In a recent BBC radio program exploring the subject of evil, Baron-Cohen described empathy as "a skill like any human skill," and lack of empathy "a disability" which wasn't "fixed" and which, if you get a chance to practice, "can get better." This suggests that if someone has no empathy and behaves in an explicably cruel way, then perhaps the health service may be a better place to treat them than prison? At any rate this analysis does suggest there is a chance, that with the right interventions and treatment, convicted killers like Gayle may, inside of prison, begin to understand the harm they have caused and the impact of such appalling acts on others.

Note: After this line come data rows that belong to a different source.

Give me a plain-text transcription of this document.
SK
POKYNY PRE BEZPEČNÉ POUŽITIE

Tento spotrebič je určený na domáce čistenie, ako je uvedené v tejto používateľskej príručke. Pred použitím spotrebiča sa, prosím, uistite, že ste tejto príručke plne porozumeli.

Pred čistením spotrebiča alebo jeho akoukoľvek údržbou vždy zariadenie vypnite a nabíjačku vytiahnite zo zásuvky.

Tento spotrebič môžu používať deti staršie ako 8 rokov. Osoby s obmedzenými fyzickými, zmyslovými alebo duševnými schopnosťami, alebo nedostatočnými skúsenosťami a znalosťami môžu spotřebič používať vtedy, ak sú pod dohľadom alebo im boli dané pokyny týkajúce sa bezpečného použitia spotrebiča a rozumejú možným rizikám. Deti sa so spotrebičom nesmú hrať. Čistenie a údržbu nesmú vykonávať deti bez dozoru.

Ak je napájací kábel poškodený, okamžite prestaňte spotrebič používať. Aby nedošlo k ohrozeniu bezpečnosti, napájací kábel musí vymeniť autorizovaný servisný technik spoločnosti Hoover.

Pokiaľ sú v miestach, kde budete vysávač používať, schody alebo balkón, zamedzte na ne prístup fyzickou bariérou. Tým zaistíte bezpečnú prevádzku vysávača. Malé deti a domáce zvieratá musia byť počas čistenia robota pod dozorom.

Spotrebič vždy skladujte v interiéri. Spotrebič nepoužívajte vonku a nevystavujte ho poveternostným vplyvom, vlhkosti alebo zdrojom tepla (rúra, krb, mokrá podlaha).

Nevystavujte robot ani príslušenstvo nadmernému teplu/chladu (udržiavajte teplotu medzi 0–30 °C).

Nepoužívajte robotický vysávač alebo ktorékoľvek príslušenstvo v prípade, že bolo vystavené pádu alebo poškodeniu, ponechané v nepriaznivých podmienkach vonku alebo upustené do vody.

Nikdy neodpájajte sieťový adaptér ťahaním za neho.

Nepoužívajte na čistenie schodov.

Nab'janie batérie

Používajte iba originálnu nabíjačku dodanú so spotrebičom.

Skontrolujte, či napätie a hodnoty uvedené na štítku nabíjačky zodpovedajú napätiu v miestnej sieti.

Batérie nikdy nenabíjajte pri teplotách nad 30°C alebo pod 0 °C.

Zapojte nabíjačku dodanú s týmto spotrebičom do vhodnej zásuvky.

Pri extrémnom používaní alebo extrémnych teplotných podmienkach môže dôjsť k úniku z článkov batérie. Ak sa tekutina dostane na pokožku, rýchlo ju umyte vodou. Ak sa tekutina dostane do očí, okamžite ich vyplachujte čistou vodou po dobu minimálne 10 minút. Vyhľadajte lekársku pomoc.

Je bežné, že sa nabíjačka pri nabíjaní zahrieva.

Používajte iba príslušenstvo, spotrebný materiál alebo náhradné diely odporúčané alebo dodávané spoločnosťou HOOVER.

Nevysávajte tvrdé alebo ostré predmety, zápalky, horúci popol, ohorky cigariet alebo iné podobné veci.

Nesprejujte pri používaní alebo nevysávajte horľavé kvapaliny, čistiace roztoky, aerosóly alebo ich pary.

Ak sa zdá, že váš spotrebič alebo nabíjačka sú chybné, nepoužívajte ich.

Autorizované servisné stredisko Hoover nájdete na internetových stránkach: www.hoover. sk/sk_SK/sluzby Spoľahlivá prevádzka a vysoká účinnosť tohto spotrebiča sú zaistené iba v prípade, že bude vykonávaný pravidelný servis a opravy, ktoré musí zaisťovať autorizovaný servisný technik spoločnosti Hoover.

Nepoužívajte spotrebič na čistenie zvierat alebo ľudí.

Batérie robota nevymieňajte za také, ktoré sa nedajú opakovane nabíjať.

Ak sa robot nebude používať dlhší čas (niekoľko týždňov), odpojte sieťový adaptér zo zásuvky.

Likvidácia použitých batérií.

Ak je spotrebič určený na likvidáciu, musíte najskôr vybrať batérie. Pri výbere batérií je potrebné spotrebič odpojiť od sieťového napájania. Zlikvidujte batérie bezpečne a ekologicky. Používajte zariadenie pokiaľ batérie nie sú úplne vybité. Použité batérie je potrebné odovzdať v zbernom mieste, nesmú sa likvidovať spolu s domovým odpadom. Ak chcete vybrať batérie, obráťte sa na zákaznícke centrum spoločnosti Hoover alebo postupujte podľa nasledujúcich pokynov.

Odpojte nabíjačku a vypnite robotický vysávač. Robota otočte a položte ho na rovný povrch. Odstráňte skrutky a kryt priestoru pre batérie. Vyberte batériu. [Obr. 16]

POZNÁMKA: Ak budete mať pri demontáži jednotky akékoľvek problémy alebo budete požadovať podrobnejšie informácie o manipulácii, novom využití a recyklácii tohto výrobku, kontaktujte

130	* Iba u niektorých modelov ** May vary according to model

As founder of The Forgiveness Project, I have met many victims of people like Gayle - people who have an immense capacity for human cruelty. Most of these victims, however, have chosen to use forgiveness as way out of trauma. Forgiveness in this sense does not mean reconciling with the perpetrator, but taking hold of painful emotions and deciding to let them go.

One of the hundred-plus stories on The Forgiveness Project website is that of Magdeline Makola, a South African-born nurse living in Scotland. In 2008 Makola was abducted by fellow countryman Justice Ngema, who locked her in the boot of her car for ten days.

At the trial, Ngema demonstrated not a scrap of remorse but despite this Makola has refused to see him as anything other than a human-being motivated by greed and desperation. "It's hard to understand why he did what he did. He wasn't on drugs, he wasn't drunk, and he didn't have mental problems," she says.

"My hope now is that in prison he comes into contact with people who can help him so that he can understand the harm that he did and change his life. You have to be positive to open up ways for someone to become a better person. If I hate him I'll make him more entrenched in his attitude of greed and desperation."